Im Gedenken an den Aufstand des Gewissens
Trotz großer Sommerhitze zog es mehr als 50 Potsdamerinnen und Potsdamer in die Dorfkirche Bornstedt, um an einer Veranstaltung zum Gedenken an die Männer und Frauen des 20. Juli 1944 teilzunehmen. Unter ihnen auch eine Abordnung unseres Stadtbezirksverbandes, der in diesem Jahr aufgrund der kurzfristigen krankheitsbedingten Absage eine der letzten Zeitzeuginnen des Attentats keine eigene Gedenkveranstaltung zum 20. Juli durchführen konnte.

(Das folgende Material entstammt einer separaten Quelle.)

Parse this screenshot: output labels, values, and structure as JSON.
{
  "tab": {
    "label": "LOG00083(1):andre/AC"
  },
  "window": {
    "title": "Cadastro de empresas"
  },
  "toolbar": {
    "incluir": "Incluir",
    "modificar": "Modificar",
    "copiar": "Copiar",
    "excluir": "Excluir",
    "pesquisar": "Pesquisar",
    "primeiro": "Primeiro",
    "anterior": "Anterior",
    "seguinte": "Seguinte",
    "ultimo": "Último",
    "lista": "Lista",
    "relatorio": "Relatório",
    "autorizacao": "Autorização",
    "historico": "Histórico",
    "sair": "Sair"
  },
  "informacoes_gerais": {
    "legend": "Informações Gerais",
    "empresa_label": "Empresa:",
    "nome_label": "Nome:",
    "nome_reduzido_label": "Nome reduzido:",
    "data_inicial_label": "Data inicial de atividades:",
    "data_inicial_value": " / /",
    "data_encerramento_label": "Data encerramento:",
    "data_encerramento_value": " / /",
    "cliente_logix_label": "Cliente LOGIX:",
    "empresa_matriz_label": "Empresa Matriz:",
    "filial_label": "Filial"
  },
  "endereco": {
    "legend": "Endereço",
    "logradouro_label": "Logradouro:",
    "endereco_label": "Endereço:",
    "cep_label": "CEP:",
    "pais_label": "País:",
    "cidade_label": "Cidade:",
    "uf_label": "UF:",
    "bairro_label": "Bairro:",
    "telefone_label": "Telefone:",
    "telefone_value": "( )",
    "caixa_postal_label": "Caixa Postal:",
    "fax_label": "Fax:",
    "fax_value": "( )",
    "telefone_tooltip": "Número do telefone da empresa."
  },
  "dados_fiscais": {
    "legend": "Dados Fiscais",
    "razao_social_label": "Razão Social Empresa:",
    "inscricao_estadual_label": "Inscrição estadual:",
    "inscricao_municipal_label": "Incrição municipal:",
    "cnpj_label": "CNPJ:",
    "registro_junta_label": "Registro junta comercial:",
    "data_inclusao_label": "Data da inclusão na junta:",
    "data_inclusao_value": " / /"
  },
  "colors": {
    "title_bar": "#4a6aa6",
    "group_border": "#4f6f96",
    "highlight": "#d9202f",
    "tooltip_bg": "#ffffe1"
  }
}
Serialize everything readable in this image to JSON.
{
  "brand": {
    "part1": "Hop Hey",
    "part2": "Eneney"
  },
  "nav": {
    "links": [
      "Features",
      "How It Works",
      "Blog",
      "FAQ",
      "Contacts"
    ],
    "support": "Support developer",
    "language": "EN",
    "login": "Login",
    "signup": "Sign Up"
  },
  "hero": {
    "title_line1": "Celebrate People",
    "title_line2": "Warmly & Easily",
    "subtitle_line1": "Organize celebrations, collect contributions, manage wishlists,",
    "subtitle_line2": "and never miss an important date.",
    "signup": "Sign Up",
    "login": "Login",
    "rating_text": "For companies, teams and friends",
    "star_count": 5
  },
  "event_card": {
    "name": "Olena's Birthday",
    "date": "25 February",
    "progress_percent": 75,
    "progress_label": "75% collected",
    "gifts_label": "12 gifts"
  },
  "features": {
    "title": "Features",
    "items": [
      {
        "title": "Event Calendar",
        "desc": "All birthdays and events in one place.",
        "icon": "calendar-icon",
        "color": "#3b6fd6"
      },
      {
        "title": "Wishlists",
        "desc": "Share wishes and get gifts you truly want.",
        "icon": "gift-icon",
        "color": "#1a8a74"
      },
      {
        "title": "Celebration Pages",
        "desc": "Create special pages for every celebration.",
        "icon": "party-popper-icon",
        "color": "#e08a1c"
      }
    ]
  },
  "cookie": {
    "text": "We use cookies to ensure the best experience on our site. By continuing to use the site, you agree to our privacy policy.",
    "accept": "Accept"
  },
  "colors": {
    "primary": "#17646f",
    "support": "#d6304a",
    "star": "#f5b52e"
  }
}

Überschattet wurde das Gedenken durch den sinnlosen Mordanschlag von München vom gestrigen Abend, dessen Opfer der Bornstedter Pfarrer Friedhelm Wizisla und seine Kollegin aus der Nagelkreuzkappelle, Cornelia Radeke-Engst, in ihrer Andacht am Beginn der Veranstaltung gedachten.
Nach der Andacht trug die Tochter des Widerstandskämpfers Ludwig von Hammerstein-Equord, Juliane Kutter, die hierzu extra mit ihrem Ehemann aus Hamburg angereist war, die Geschichte ihrer Familie im Widerstand gegen den Nationalsozialismus vor: Ludwig von Hammerstein-Equord war einer der Söhne von Generalleutnant Curt von Hammerstein-Equord (verstorben 1943), der ebenfalls ein Gegner des NS-Regimes war und über den seine Kinder früh mit bekannten späteren Widerstandskämpfern aus dem Militär wie Generaloberst Ludwig Beck, aber auch mit Männern wie Carl Goerdeler, Wilhelm Leuschner, Robert Lehr oder Jakob Kaiser bekannt wurden.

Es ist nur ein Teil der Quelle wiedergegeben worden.